Gypsies (or gipsies, as Jane Austen spelled the word) were classed by the law among “rogues and vagabonds,” along with poachers, beggars pretending to be seamen or soldiers, and other disreputable types, liable to whipping and imprisonment.  Most gypsies had no legal settlement.  Some made a living through itinerant farm labor, while others were horse-traders, hawkers, tinplate workers, performers, or fortune-tellers.  

Austen readers will of course remember that, in the novel Emma, Harriet Smith is besieged by “gipsies” while on a walk.  In the records kept by Edward Knight’s steward, Charles Trimmer, there is a record of a payment he made on Knight’s behalf in 1813 to have “gipsies” removed from Chawton Park.  Interestingly, the earliest known reference to a gypsy camp in Hampshire was a 1638 entry in the Chawton parish records (according to this source).   Other sources attest to gypsies in and around the area in the early 19th century.  

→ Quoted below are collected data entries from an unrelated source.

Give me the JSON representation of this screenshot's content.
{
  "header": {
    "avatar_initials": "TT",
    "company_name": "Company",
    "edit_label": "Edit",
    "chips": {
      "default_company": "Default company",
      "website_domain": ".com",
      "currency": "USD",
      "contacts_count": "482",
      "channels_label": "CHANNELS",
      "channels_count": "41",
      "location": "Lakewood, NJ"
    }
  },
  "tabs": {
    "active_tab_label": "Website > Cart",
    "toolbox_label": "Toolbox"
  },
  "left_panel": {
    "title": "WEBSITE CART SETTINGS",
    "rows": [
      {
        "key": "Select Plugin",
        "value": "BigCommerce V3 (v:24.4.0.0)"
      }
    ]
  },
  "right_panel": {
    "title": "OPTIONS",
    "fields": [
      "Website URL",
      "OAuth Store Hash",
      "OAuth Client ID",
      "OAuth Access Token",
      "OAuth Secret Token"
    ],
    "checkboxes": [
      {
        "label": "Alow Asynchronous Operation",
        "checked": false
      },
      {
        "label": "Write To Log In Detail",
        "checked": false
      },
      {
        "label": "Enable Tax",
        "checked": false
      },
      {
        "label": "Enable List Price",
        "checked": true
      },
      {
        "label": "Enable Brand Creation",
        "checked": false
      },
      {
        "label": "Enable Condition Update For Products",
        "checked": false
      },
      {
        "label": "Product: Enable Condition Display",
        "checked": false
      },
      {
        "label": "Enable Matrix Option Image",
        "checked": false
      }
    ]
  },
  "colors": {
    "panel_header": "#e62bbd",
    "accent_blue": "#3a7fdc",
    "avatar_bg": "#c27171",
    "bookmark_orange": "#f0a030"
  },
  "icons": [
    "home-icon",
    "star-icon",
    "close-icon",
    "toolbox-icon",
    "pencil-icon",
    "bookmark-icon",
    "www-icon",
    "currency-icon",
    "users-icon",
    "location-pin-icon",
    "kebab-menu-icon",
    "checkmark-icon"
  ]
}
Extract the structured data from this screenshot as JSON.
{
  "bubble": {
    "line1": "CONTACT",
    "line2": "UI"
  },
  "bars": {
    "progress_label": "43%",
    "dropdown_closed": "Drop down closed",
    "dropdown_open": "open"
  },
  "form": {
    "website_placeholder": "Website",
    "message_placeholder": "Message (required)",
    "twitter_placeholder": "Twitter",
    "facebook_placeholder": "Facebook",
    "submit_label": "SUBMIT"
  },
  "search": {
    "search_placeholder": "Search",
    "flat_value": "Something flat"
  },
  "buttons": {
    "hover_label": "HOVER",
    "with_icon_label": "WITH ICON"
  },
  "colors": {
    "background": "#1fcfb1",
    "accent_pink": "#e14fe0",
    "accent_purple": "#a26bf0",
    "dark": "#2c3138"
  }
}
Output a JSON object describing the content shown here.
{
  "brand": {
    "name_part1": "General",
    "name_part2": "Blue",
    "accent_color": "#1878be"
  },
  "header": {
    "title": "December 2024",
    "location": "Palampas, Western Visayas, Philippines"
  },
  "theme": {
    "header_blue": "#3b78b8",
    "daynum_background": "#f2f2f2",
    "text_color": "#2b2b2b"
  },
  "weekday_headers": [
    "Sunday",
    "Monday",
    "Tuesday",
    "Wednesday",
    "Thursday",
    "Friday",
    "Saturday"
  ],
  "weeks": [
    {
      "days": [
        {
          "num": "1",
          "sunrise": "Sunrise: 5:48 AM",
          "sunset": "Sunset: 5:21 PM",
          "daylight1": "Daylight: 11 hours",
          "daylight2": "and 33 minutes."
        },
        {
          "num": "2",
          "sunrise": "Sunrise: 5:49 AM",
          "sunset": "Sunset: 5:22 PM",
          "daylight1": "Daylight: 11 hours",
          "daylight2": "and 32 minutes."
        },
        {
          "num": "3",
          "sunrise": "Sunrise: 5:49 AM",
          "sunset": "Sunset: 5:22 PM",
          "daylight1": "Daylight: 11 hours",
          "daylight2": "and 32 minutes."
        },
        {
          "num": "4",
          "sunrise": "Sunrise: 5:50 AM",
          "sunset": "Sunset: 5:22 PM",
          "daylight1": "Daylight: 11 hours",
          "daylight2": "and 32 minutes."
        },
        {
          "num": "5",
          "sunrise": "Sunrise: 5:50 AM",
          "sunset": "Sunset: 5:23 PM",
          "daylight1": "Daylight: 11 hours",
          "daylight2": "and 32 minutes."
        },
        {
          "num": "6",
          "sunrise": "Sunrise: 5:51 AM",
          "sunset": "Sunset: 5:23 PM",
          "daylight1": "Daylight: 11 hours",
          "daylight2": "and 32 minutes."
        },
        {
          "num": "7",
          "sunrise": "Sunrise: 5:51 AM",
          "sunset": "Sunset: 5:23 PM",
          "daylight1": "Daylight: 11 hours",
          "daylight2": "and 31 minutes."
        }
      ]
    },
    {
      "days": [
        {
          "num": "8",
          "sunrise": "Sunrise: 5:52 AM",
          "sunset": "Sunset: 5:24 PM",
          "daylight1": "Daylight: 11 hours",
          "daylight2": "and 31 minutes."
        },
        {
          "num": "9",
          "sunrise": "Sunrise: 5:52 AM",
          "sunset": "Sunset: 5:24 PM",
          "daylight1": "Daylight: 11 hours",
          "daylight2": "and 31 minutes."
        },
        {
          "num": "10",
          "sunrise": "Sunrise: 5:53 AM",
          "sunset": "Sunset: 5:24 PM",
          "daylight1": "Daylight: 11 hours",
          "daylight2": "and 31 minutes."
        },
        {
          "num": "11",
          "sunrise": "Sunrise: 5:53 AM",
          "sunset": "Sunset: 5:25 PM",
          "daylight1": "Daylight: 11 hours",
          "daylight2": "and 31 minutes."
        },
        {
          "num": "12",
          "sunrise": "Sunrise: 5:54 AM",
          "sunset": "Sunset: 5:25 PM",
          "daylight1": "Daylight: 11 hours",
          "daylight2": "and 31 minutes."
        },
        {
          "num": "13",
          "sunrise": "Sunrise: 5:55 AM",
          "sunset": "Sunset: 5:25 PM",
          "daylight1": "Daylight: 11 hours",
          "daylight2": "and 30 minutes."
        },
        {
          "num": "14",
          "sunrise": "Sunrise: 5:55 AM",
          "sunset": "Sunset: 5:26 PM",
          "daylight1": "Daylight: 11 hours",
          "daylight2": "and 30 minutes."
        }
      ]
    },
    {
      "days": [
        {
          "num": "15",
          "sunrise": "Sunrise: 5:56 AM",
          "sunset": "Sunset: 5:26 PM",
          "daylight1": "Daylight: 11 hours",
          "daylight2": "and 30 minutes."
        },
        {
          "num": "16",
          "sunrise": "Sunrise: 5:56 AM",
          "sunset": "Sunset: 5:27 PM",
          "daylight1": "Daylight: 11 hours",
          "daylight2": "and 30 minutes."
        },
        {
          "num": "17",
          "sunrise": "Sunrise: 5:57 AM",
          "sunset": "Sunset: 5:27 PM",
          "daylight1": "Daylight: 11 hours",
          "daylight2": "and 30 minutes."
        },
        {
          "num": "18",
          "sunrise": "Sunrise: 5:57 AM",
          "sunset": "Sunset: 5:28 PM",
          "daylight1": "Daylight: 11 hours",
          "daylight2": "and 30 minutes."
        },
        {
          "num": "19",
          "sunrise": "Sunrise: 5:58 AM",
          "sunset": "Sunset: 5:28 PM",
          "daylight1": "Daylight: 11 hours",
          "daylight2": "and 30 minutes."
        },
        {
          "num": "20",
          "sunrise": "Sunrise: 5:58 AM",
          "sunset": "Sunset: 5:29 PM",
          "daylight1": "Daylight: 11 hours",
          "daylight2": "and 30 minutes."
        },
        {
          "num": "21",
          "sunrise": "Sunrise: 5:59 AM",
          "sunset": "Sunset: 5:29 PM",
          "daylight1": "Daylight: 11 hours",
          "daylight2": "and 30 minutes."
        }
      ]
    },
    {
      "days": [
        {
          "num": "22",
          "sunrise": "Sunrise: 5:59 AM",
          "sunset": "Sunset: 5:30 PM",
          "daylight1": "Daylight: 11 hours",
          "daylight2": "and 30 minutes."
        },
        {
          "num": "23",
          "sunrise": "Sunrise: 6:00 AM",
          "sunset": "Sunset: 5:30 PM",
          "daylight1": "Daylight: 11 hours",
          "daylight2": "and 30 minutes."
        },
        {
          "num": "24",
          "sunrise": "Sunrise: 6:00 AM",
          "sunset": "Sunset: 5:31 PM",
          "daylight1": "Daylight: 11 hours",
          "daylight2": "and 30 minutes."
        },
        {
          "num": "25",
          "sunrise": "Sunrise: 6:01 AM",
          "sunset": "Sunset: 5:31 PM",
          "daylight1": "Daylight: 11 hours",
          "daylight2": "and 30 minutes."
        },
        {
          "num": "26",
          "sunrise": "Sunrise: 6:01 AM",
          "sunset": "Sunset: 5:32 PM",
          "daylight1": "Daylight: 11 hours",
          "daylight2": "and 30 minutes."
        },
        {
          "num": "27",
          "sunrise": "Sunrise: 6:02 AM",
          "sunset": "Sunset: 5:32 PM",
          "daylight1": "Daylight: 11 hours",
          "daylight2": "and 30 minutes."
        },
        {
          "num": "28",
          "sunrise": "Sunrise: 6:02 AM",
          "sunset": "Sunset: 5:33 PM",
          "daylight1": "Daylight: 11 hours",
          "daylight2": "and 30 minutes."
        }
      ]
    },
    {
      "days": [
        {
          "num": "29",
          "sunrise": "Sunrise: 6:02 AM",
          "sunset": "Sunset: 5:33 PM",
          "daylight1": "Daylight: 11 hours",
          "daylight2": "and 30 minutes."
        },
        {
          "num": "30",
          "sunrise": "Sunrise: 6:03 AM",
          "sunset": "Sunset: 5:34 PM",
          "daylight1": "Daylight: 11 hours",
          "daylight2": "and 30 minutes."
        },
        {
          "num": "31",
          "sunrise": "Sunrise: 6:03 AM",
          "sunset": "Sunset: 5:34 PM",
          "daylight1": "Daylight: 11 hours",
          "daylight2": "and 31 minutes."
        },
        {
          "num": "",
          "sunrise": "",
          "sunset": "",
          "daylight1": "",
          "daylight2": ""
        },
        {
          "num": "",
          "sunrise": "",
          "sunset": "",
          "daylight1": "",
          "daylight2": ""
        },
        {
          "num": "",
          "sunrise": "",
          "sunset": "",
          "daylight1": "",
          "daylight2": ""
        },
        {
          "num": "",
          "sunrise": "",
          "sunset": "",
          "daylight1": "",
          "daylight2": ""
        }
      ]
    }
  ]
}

Was Jane Austen’s inclusion of gypsies in Emma inspired by the encampment on her brother’s estate?  Possibly, though Chawton was certainly not the only place where she might have been aware of gypsies nearby, and gypsies were a familiar “exotic” presence in Gothic novels—in her juvenile story Evelyn, “gipsies and ghosts” are coupled as imagined sources of fear.  Nor should it be taken for granted that the Chawton gypsies were necessarily doing anything to threaten the local residents; Edward Knight’s woods were key to his income and he declared them off-limits to everyone, including gentlemen exercising their dogs or horses.  

Was Jane Austen curious about the travelers in her midst, or wary?  We don't know.  What is clear is that strangers of various types were part of the village landscape, sometimes helped, sometimes driven out by the settled residents.